Hugging Face does not currently support native prompt caching. Best Practice: Use memory for conversation context:
from upsonic import Agent, Task, infer_model
from upsonic.storage.memory import Memory
from upsonic.storage.providers.in_memory import InMemoryStorage

storage = InMemoryStorage()
memory = Memory(storage=storage, session_id="session-123")

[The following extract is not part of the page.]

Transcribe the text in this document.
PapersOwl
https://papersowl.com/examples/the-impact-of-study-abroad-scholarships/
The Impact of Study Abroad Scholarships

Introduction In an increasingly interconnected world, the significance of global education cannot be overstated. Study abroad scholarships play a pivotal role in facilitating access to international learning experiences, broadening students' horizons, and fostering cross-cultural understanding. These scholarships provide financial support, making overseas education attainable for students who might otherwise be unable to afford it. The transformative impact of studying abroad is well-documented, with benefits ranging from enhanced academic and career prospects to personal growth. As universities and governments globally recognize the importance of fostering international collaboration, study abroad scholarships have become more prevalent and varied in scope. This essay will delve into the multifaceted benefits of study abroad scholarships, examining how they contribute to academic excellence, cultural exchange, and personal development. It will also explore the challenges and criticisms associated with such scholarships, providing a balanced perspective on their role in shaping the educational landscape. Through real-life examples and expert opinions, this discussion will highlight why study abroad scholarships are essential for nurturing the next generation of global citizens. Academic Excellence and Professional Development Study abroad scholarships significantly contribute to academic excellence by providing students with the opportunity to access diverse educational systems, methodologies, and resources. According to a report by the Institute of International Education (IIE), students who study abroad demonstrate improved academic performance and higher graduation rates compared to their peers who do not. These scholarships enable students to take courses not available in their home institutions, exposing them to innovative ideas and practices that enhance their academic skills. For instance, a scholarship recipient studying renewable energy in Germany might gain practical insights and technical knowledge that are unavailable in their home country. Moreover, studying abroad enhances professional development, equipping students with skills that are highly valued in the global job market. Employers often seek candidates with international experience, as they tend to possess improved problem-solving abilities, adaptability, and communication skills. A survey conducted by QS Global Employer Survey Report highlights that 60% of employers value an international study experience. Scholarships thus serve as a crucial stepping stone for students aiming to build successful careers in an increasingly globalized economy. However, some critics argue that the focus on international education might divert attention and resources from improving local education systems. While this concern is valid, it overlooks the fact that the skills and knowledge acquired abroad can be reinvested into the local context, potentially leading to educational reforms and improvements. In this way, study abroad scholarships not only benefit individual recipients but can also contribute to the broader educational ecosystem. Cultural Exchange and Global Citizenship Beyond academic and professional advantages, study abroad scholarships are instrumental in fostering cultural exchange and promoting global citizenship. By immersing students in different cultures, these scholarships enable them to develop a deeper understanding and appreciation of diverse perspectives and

model = infer_model("huggingface/meta-llama/Llama-3.3-70B-Instruct")
agent = Agent(model=model, memory=memory)

Model Parameters

Base Settings

ParameterTypeDescriptionDefault
max_tokensintMaximum tokens to generateModel default
temperaturefloatSampling temperature1.0
top_pfloatNucleus sampling1.0
seedintRandom seedNone
stop_sequenceslist[str]Stop sequencesNone
presence_penaltyfloatToken presence penalty0.0
frequency_penaltyfloatToken frequency penalty0.0

Example Configuration

from upsonic.models.huggingface import HuggingFaceModel, HuggingFaceModelSettings

settings = HuggingFaceModelSettings(
    max_tokens=2048,
    temperature=0.7,
    top_p=0.9,
    seed=42,
    presence_penalty=0.1,
    frequency_penalty=0.1
)

model = HuggingFaceModel(
    model_name="meta-llama/Llama-3.3-70B-Instruct",
    settings=settings
)

Available Models

Meta Llama

  • meta-llama/Llama-3.3-70B-Instruct: Latest Llama
  • meta-llama/Llama-4-Scout-17B-16E-Instruct: Llama 4 small
  • meta-llama/Llama-4-Maverick-17B-128E-Instruct: Llama 4 large context

DeepSeek

  • deepseek-ai/DeepSeek-R1: Reasoning model

Qwen

  • Qwen/Qwen3-235B-A22B: Large model
  • Qwen/Qwen3-32B: Efficient model
  • Qwen/Qwen2.5-72B-Instruct: Previous generation
  • Qwen/QwQ-32B: Reasoning model

Model Selection Guide

ModelSizeBest For
Llama 3.3 70B70BBalanced performance
Llama 4 Scout17BFast inference
Llama 4 Maverick17BLong contexts
DeepSeek R1LargeReasoning tasks
Qwen 3 235B235BComplex tasks
Qwen 3 32B32BEfficient processing

Best Practices

  1. Choose Right Model Size: Balance performance and cost
  2. Check Model Availability: Some models require approval
  3. Handle Rate Limits: Free tier has limitations
  4. Use Pro Subscription: For higher limits
  5. Monitor Costs: Paid usage can add up
  6. Test Before Production: Verify model quality

Rate Limits

Free Tier

  • Limited requests per minute
  • May experience queuing
  • Good for testing

Pro Subscription

  • Higher rate limits
  • Priority access
  • Better for production

Troubleshooting

Model Loading Errors

# Some models require explicit access approval
# Visit model page on Hugging Face to request access

Token Limit Exceeded

from upsonic.models.huggingface import HuggingFaceModelSettings

# Reduce max_tokens
settings = HuggingFaceModelSettings(
    max_tokens=1024  # Lower limit
)

Rate Limiting

import asyncio
from upsonic.utils.package.exception import ModelHTTPError

async def request_with_retry(agent, task, max_retries=3):
    for attempt in range(max_retries):
        try:
            return agent.do(task)
        except ModelHTTPError as e:
            if e.status_code == 429:
                wait_time = 2 ** attempt
                await asyncio.sleep(wait_time)
            else:
                raise